Create new forcing covariance

Creates a new ForcingCovariance object from a function space, parameters, and covariance function. Required parameters are the function space and sigma and correlation length parameters needed to compute the covariance matrix.

Note that this just initializes the object, and does not compute the matrix entries or assemble the final PETSc matrix. This is done using the assemble method, though if you attempt to use an unassembled matrix assembly will automatically be done. However the domain decomposition is done here to determine the number of DOFs handled by each process.

assemble()

Compute values of G and assemble the sparse matrix

This method creates the underlying sparse covariance matrix based on the pre-computed entries, allocates memory, sets the values, and finalizes assembly. No inputs, no return value. If this method is called and the matrix has already been assembled, it will return with no effect.

destroy()

Destroy allocated covariance forcing matrix

Deallocates memory for an assembled forcing matrix. If memory has not been allocated, returns with no effect. No inputs, no return value.

get_nx()

Return number of global nodal DOFs for FEM

Returns the number of global nodal DOFs for the FEM over all processes.

Returns:number of global DOFs Return type:int

get_nx_local()

Return number of local nodal DOFs for FEM

Returns the number of local nodal DOFs for the FEM for the current process.

Returns:number of local DOFs Return type:int

mult(x, y)

Perform matrix multiplication with firedrake vector

The principal operation done with a ForcingCovariance object is matrix multiplication with a vector. This method is a wrapper to the underlying method for the PETSc object, which modifies the y vector argument in-place. The provided vectors must be Firedrake Vector objects.

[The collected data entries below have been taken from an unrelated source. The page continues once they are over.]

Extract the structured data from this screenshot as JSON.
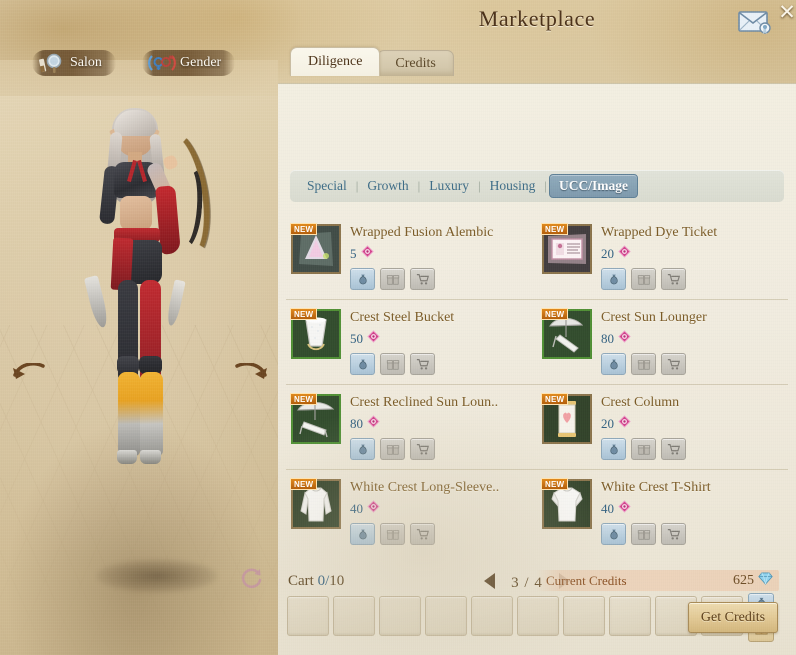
{
  "window": {
    "title": "Marketplace",
    "close_label": "✕",
    "mail_icon": "mail-envelope-icon",
    "close_icon": "close-x-icon"
  },
  "character_panel": {
    "pills": [
      {
        "label": "Salon",
        "icon": "comb-mirror-icon"
      },
      {
        "label": "Gender",
        "icon": "gender-symbols-icon"
      }
    ],
    "rotate_left_icon": "rotate-left-arrow-icon",
    "rotate_right_icon": "rotate-right-arrow-icon",
    "reset_icon": "reset-rotation-icon"
  },
  "tabs": [
    {
      "label": "Diligence",
      "active": true
    },
    {
      "label": "Credits",
      "active": false
    }
  ],
  "subnav": {
    "items": [
      {
        "label": "Special",
        "selected": false
      },
      {
        "label": "Growth",
        "selected": false
      },
      {
        "label": "Luxury",
        "selected": false
      },
      {
        "label": "Housing",
        "selected": false
      },
      {
        "label": "UCC/Image",
        "selected": true
      }
    ],
    "separator": "|"
  },
  "items": [
    {
      "name": "Wrapped Fusion Alembic",
      "price": "5",
      "badge": "NEW",
      "border": "gold",
      "art": "alembic-crystal-icon",
      "actions": [
        {
          "icon": "money-bag-icon",
          "state": "enabled"
        },
        {
          "icon": "gift-box-icon",
          "state": "disabled"
        },
        {
          "icon": "shopping-cart-icon",
          "state": "disabled"
        }
      ]
    },
    {
      "name": "Wrapped Dye Ticket",
      "price": "20",
      "badge": "NEW",
      "border": "gold",
      "art": "dye-ticket-icon",
      "actions": [
        {
          "icon": "money-bag-icon",
          "state": "enabled"
        },
        {
          "icon": "gift-box-icon",
          "state": "disabled"
        },
        {
          "icon": "shopping-cart-icon",
          "state": "disabled"
        }
      ]
    },
    {
      "name": "Crest Steel Bucket",
      "price": "50",
      "badge": "NEW",
      "border": "green",
      "art": "steel-bucket-icon",
      "actions": [
        {
          "icon": "money-bag-icon",
          "state": "enabled"
        },
        {
          "icon": "gift-box-icon",
          "state": "disabled"
        },
        {
          "icon": "shopping-cart-icon",
          "state": "disabled"
        }
      ]
    },
    {
      "name": "Crest Sun Lounger",
      "price": "80",
      "badge": "NEW",
      "border": "green",
      "art": "sun-lounger-icon",
      "actions": [
        {
          "icon": "money-bag-icon",
          "state": "enabled"
        },
        {
          "icon": "gift-box-icon",
          "state": "disabled"
        },
        {
          "icon": "shopping-cart-icon",
          "state": "disabled"
        }
      ]
    },
    {
      "name": "Crest Reclined Sun Loun..",
      "price": "80",
      "badge": "NEW",
      "border": "green",
      "art": "reclined-sun-lounger-icon",
      "actions": [
        {
          "icon": "money-bag-icon",
          "state": "enabled"
        },
        {
          "icon": "gift-box-icon",
          "state": "disabled"
        },
        {
          "icon": "shopping-cart-icon",
          "state": "disabled"
        }
      ]
    },
    {
      "name": "Crest Column",
      "price": "20",
      "badge": "NEW",
      "border": "gold",
      "art": "heart-column-icon",
      "actions": [
        {
          "icon": "money-bag-icon",
          "state": "enabled"
        },
        {
          "icon": "gift-box-icon",
          "state": "disabled"
        },
        {
          "icon": "shopping-cart-icon",
          "state": "disabled"
        }
      ]
    },
    {
      "name": "White Crest Long-Sleeve..",
      "price": "40",
      "badge": "NEW",
      "border": "gold",
      "art": "long-sleeve-shirt-icon",
      "actions": [
        {
          "icon": "money-bag-icon",
          "state": "enabled"
        },
        {
          "icon": "gift-box-icon",
          "state": "disabled"
        },
        {
          "icon": "shopping-cart-icon",
          "state": "disabled"
        }
      ]
    },
    {
      "name": "White Crest T-Shirt",
      "price": "40",
      "badge": "NEW",
      "border": "gold",
      "art": "t-shirt-icon",
      "actions": [
        {
          "icon": "money-bag-icon",
          "state": "enabled"
        },
        {
          "icon": "gift-box-icon",
          "state": "disabled"
        },
        {
          "icon": "shopping-cart-icon",
          "state": "disabled"
        }
      ]
    }
  ],
  "cart": {
    "label": "Cart",
    "count": "0",
    "separator": "/",
    "max": "10",
    "slot_count": 10,
    "buy_icon": "money-bag-icon",
    "gift_icon": "gift-box-icon"
  },
  "pagination": {
    "current": "3",
    "separator": "/",
    "total": "4",
    "display": "3 / 4",
    "prev_icon": "triangle-left-icon",
    "next_icon": "triangle-right-icon"
  },
  "credits": {
    "label": "Current Credits",
    "amount": "625",
    "gem_icon": "blue-diamond-icon",
    "get_button": "Get Credits"
  },
  "colors": {
    "accent_blue": "#3b6b86",
    "selected_tab_bg": "#7d99ad",
    "title_brown": "#4b3118",
    "item_name_brown": "#7a5a24",
    "price_blue": "#2f5f80",
    "new_badge_orange": "#c4690e",
    "credits_label": "#8a4f21",
    "panel_bg": "#f2ede0",
    "gem_pink": "#d4418c",
    "gem_blue": "#7fc8e8"
  }
}
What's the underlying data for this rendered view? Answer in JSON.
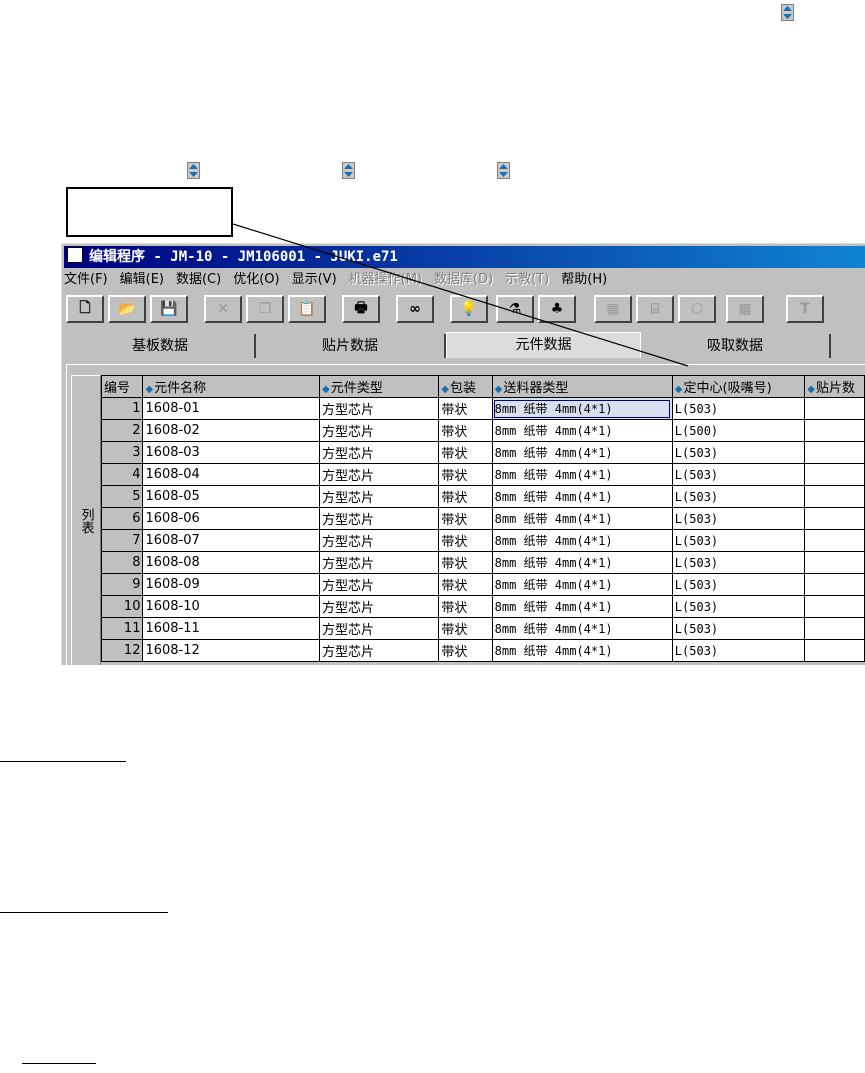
{
  "window": {
    "title": "编辑程序  - JM-10 - JM106001 - JUKI.e71"
  },
  "menu": [
    {
      "label": "文件(F)",
      "enabled": true
    },
    {
      "label": "编辑(E)",
      "enabled": true
    },
    {
      "label": "数据(C)",
      "enabled": true
    },
    {
      "label": "优化(O)",
      "enabled": true
    },
    {
      "label": "显示(V)",
      "enabled": true
    },
    {
      "label": "机器操作(M)",
      "enabled": false
    },
    {
      "label": "数据库(D)",
      "enabled": false
    },
    {
      "label": "示教(T)",
      "enabled": false
    },
    {
      "label": "帮助(H)",
      "enabled": true
    }
  ],
  "toolbar": [
    {
      "icon": "new-file-icon",
      "glyph": "🗋",
      "enabled": true
    },
    {
      "icon": "open-folder-icon",
      "glyph": "📂",
      "enabled": true
    },
    {
      "icon": "save-icon",
      "glyph": "💾",
      "enabled": true
    },
    {
      "icon": "cut-icon",
      "glyph": "✕",
      "enabled": false
    },
    {
      "icon": "copy-icon",
      "glyph": "❐",
      "enabled": false
    },
    {
      "icon": "paste-icon",
      "glyph": "📋",
      "enabled": true
    },
    {
      "icon": "print-icon",
      "glyph": "🖶",
      "enabled": true
    },
    {
      "icon": "find-icon",
      "glyph": "∞",
      "enabled": true
    },
    {
      "icon": "lightbulb-icon",
      "glyph": "💡",
      "enabled": true
    },
    {
      "icon": "nozzle-icon",
      "glyph": "⚗",
      "enabled": true
    },
    {
      "icon": "components-icon",
      "glyph": "♣",
      "enabled": true
    },
    {
      "icon": "grid-icon",
      "glyph": "▦",
      "enabled": false
    },
    {
      "icon": "feeder-icon",
      "glyph": "⌸",
      "enabled": false
    },
    {
      "icon": "package-icon",
      "glyph": "⬡",
      "enabled": false
    },
    {
      "icon": "machine-icon",
      "glyph": "▩",
      "enabled": false
    },
    {
      "icon": "text-icon",
      "glyph": "T",
      "enabled": false
    }
  ],
  "tabs": [
    {
      "label": "基板数据",
      "active": false
    },
    {
      "label": "贴片数据",
      "active": false
    },
    {
      "label": "元件数据",
      "active": true
    },
    {
      "label": "吸取数据",
      "active": false
    }
  ],
  "side_tab": "列表",
  "table": {
    "headers": [
      "编号",
      "元件名称",
      "元件类型",
      "包装",
      "送料器类型",
      "定中心(吸嘴号)",
      "贴片数"
    ],
    "rows": [
      [
        "1",
        "1608-01",
        "方型芯片",
        "带状",
        "8mm 纸带  4mm(4*1)",
        "L(503)",
        ""
      ],
      [
        "2",
        "1608-02",
        "方型芯片",
        "带状",
        "8mm 纸带  4mm(4*1)",
        "L(500)",
        ""
      ],
      [
        "3",
        "1608-03",
        "方型芯片",
        "带状",
        "8mm 纸带  4mm(4*1)",
        "L(503)",
        ""
      ],
      [
        "4",
        "1608-04",
        "方型芯片",
        "带状",
        "8mm 纸带  4mm(4*1)",
        "L(503)",
        ""
      ],
      [
        "5",
        "1608-05",
        "方型芯片",
        "带状",
        "8mm 纸带  4mm(4*1)",
        "L(503)",
        ""
      ],
      [
        "6",
        "1608-06",
        "方型芯片",
        "带状",
        "8mm 纸带  4mm(4*1)",
        "L(503)",
        ""
      ],
      [
        "7",
        "1608-07",
        "方型芯片",
        "带状",
        "8mm 纸带  4mm(4*1)",
        "L(503)",
        ""
      ],
      [
        "8",
        "1608-08",
        "方型芯片",
        "带状",
        "8mm 纸带  4mm(4*1)",
        "L(503)",
        ""
      ],
      [
        "9",
        "1608-09",
        "方型芯片",
        "带状",
        "8mm 纸带  4mm(4*1)",
        "L(503)",
        ""
      ],
      [
        "10",
        "1608-10",
        "方型芯片",
        "带状",
        "8mm 纸带  4mm(4*1)",
        "L(503)",
        ""
      ],
      [
        "11",
        "1608-11",
        "方型芯片",
        "带状",
        "8mm 纸带  4mm(4*1)",
        "L(503)",
        ""
      ],
      [
        "12",
        "1608-12",
        "方型芯片",
        "带状",
        "8mm 纸带  4mm(4*1)",
        "L(503)",
        ""
      ]
    ]
  },
  "colors": {
    "title_start": "#000080",
    "title_end": "#1084d0",
    "face": "#c0c0c0",
    "sort_arrow": "#1a6fb0"
  }
}
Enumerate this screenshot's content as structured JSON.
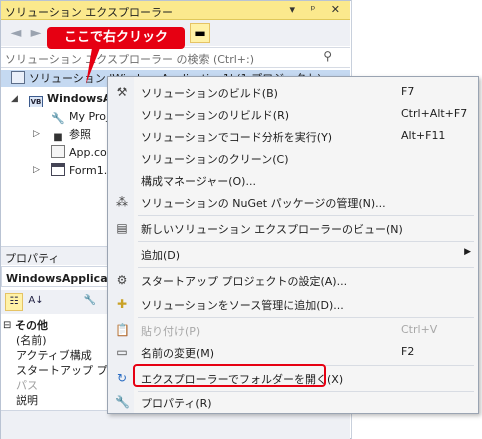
{
  "solution_explorer": {
    "title": "ソリューション エクスプローラー",
    "title_buttons": "▾ ᵖ ✕",
    "search_placeholder": "ソリューション エクスプローラー の検索 (Ctrl+:)",
    "tree": {
      "solution": "ソリューション 'WindowsApplication1' (1 プロジェクト)",
      "project": "WindowsApplication1",
      "my_project": "My Project",
      "references": "参照",
      "app_config": "App.config",
      "form1": "Form1.vb"
    }
  },
  "properties": {
    "title": "プロパティ",
    "object": "WindowsApplication1 プロジェクトのプロパティ",
    "category": "その他",
    "rows": [
      "(名前)",
      "アクティブ構成",
      "スタートアップ プロジェクト",
      "パス",
      "説明"
    ]
  },
  "context_menu": {
    "items": [
      {
        "label": "ソリューションのビルド(B)",
        "shortcut": "F7",
        "icon": "build-icon"
      },
      {
        "label": "ソリューションのリビルド(R)",
        "shortcut": "Ctrl+Alt+F7",
        "icon": ""
      },
      {
        "label": "ソリューションでコード分析を実行(Y)",
        "shortcut": "Alt+F11",
        "icon": ""
      },
      {
        "label": "ソリューションのクリーン(C)",
        "shortcut": "",
        "icon": ""
      },
      {
        "label": "構成マネージャー(O)...",
        "shortcut": "",
        "icon": ""
      },
      {
        "label": "ソリューションの NuGet パッケージの管理(N)...",
        "shortcut": "",
        "icon": "nuget-icon"
      },
      {
        "label": "新しいソリューション エクスプローラーのビュー(N)",
        "shortcut": "",
        "icon": "new-view-icon"
      },
      {
        "label": "追加(D)",
        "shortcut": "",
        "icon": ""
      },
      {
        "label": "スタートアップ プロジェクトの設定(A)...",
        "shortcut": "",
        "icon": "gear-icon"
      },
      {
        "label": "ソリューションをソース管理に追加(D)...",
        "shortcut": "",
        "icon": "source-control-icon"
      },
      {
        "label": "貼り付け(P)",
        "shortcut": "Ctrl+V",
        "icon": "paste-icon"
      },
      {
        "label": "名前の変更(M)",
        "shortcut": "F2",
        "icon": "rename-icon"
      },
      {
        "label": "エクスプローラーでフォルダーを開く(X)",
        "shortcut": "",
        "icon": "refresh-icon"
      },
      {
        "label": "プロパティ(R)",
        "shortcut": "",
        "icon": "wrench-icon"
      }
    ]
  },
  "callout": {
    "text": "ここで右クリック",
    "color": "#e60012"
  },
  "colors": {
    "title_bar": "#fbe98d",
    "selection": "#c5d9f1",
    "highlight_border": "#e60012"
  }
}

If the underlying covariance sparse matrix has not been assembled, it will be assembled prior to performing the matrix multiplication.

Parameters:

• x (Vector) – Firedrake vector that will be multiplied with the covariance matrix. Must be a distributed vector with the same row allocations as the covariance matrix.
• y (Vector) – Firedrake vector that will hold the result of multiplying the input vector with the covariance matrix. Must be a distributed vector with the same row allocations as the covariance matrix. Modified in place.

Returns:

None